L’accord de pêche entre le Maroc et l’UE ne revêt pas un aspect stratégique pour le Maroc qui est engagé dans une vision nationale pour le développement, la valorisation, la protection et la pérennité de ses ressources maritimes: le plan Halieutis. D’ailleurs, c’est l’UE qui demande au Maroc d’autoriser ses bateaux à pêcher sur les côtes du royaume. Notre pays ne sollicite pas d’accord de pêche avec l’UE. L’accord de pêche Maroc-UE est voulu et défendu par l’UE. La contrepartie financière que reçoit le Maroc est bien en deçà des bénéfices sociaux (nombres d’emplois dans les usines européennes alimentées par cet accord) et économiques tirés par l’UE de cet accord. Il a été signé et ratifié dans le cadre d’une coopération générale qui se veut juste et équilibrée. Remettre en question l'une de ses composantes, c’est remettre en cause jusqu’à l’esprit dans lequel cette collaboration s’inscrit.

Le royaume a signé d’autres accords de pêches internationaux, notamment avec la Russie et le Japon. Ces deux pays ne respectent-ils pas la légalité internationale? Sont-ils hors-la-loi, sans institutions pour veiller à l’application du droit? Là où l’UE pèche par des excès procéduriers, qui excèdent même le périmètre du droit pour se hasarder dans des interprétations qui n’engagent que la partie qui s’y livre, d’autres grands pays et groupements se référent à l’application stricte du droit et au respect des décisions de l’ONU, la seule institution habilitée à se prononcer sur le conflit du Sahara.

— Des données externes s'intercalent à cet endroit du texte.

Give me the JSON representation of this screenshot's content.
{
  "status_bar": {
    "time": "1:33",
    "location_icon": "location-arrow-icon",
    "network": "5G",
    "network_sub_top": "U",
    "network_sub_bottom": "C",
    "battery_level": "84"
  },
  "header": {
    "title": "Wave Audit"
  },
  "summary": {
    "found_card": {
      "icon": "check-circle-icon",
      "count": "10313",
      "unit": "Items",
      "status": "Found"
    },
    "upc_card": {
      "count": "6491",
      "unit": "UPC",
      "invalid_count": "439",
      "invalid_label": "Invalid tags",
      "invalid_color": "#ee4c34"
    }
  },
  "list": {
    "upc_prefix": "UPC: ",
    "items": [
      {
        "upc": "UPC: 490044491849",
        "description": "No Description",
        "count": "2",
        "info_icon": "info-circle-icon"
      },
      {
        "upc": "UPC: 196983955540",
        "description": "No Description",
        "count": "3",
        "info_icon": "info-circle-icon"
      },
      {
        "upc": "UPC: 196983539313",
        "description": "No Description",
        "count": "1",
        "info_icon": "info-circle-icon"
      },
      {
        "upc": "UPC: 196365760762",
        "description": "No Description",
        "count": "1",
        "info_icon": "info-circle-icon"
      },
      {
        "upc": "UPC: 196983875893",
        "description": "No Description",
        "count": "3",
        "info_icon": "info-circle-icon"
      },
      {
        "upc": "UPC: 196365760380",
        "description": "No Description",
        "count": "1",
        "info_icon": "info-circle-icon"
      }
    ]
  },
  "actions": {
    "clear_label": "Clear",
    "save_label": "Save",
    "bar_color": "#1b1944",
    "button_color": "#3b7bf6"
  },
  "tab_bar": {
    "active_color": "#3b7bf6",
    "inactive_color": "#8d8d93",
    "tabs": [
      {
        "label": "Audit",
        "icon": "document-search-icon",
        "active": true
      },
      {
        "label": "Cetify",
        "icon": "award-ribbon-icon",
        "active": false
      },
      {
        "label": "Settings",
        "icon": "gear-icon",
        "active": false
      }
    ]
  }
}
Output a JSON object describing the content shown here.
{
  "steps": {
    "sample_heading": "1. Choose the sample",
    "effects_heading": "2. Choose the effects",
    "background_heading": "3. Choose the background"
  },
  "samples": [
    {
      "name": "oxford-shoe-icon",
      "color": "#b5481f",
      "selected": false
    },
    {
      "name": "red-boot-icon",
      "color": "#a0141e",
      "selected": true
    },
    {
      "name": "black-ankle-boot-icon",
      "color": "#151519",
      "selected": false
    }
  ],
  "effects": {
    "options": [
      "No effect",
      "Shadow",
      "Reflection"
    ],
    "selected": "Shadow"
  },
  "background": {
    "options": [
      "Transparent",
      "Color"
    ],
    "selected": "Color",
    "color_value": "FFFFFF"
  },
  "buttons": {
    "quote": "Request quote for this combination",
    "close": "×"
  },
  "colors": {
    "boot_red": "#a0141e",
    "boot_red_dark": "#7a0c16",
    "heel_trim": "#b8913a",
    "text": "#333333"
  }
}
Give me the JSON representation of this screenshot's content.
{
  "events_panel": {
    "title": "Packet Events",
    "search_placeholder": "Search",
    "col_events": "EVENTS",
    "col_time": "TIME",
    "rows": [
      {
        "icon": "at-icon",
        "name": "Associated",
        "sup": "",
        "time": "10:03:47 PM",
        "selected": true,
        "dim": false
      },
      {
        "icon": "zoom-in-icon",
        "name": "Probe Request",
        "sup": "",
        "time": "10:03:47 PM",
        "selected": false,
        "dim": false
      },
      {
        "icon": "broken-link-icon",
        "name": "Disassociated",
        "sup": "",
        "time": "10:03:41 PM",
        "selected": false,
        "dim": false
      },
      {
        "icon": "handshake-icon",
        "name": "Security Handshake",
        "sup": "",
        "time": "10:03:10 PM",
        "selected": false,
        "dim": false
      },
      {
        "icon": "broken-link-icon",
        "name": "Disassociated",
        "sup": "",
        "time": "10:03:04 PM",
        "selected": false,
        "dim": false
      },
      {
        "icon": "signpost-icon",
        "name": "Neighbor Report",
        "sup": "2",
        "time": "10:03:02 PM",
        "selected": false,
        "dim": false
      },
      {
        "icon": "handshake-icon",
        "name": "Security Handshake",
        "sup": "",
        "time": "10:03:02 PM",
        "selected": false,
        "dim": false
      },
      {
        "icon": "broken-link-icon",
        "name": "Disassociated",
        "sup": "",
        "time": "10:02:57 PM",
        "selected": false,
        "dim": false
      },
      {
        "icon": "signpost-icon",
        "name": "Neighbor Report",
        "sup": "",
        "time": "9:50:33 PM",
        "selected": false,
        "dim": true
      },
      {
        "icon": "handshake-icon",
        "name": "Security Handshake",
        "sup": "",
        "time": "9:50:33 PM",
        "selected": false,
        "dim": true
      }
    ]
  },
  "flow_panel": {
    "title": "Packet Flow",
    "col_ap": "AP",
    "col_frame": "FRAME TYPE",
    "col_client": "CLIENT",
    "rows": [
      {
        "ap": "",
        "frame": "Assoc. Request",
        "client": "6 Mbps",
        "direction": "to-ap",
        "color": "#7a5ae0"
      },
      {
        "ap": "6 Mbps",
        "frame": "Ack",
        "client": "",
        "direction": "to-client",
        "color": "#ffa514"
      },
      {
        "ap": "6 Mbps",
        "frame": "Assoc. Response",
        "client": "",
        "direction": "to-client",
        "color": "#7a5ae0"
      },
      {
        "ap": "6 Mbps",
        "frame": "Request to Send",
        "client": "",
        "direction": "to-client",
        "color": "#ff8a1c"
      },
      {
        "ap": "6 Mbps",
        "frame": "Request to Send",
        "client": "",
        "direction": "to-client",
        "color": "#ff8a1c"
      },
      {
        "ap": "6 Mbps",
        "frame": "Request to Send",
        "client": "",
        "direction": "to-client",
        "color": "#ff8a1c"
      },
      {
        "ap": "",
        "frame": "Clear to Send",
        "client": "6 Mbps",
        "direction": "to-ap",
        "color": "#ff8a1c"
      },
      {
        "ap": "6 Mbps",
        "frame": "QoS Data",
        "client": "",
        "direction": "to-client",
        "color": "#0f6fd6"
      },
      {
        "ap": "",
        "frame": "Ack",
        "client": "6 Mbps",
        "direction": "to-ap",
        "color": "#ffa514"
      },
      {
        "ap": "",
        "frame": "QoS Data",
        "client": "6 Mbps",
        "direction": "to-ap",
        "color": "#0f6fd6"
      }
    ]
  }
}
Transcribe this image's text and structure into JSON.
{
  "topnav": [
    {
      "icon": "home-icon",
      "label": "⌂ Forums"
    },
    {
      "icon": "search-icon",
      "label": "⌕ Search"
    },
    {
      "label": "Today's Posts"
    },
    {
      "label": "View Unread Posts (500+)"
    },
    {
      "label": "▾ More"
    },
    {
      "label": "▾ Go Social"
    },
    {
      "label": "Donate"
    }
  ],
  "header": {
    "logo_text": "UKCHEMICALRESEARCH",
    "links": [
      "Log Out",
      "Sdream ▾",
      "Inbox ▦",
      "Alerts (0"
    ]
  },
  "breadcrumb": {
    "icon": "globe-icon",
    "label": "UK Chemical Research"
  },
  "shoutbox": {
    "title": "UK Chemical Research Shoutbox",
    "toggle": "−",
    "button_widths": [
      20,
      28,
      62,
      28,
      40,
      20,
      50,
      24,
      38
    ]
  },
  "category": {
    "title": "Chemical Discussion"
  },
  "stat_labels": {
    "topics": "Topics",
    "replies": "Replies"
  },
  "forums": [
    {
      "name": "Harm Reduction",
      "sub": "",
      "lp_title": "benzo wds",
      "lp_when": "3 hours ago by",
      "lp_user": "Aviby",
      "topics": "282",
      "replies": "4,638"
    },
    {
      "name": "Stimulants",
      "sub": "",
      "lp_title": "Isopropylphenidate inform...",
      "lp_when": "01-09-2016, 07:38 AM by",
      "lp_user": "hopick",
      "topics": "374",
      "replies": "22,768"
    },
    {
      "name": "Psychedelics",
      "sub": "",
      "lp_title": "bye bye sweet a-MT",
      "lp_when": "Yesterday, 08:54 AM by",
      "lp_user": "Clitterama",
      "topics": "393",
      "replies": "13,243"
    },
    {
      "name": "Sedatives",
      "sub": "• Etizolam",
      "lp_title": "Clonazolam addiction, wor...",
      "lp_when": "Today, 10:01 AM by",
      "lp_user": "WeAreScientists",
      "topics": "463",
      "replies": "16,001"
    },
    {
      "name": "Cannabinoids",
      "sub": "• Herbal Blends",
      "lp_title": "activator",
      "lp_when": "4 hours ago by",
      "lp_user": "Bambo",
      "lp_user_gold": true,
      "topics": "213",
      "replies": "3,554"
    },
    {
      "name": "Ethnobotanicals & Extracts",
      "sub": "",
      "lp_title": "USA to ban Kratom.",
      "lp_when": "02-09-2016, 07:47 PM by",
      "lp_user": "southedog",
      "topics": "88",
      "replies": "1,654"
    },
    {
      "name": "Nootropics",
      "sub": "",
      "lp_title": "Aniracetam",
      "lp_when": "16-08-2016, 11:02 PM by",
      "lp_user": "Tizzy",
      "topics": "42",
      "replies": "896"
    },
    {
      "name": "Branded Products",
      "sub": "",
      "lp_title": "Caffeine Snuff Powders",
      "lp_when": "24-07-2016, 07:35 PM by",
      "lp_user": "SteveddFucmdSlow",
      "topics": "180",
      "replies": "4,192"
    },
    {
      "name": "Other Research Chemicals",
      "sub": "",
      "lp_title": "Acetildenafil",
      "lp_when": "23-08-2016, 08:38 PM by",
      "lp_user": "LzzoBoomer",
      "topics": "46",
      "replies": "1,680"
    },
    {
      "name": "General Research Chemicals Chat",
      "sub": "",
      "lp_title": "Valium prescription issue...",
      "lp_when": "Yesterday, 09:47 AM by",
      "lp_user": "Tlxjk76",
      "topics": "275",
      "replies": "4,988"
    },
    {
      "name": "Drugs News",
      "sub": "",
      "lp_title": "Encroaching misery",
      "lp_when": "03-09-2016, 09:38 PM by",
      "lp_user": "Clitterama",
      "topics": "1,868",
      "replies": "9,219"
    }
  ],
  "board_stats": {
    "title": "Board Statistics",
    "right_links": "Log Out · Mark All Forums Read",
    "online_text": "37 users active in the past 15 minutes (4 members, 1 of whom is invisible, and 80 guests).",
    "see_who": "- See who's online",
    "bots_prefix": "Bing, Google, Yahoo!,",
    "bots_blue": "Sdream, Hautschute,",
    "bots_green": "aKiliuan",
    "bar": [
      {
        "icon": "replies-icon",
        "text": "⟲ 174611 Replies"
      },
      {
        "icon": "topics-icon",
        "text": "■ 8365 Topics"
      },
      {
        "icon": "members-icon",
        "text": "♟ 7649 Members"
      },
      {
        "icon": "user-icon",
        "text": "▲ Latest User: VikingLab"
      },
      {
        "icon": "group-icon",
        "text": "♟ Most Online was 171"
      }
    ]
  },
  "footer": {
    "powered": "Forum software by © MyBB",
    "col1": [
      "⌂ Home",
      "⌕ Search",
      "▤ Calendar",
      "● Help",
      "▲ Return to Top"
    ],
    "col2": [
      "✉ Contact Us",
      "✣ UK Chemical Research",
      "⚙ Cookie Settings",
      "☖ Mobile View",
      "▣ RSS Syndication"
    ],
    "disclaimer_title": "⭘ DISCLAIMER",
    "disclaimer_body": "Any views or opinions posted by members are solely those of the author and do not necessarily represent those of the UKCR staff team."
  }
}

Si l’UE venait à prendre à la lettre les conclusions de l’un des quinze juges de la cour européenne, à qui va s’adresser cette Europe quand des émigrés vont s’acheminer en masse vers les Iles Canaries, quand des trafiquants de drogue ou des terroristes seront poursuivis dans ce vaste territoire du sud marocain, appelé le Sahara occidental? Qui est responsable de la sécurité de l’espace aérien et maritime au Sahara atlantique? Quand un juge est obnubilé par des considérations politiques, il ne marginalise pas seulement le droit, mais se détourne du réel.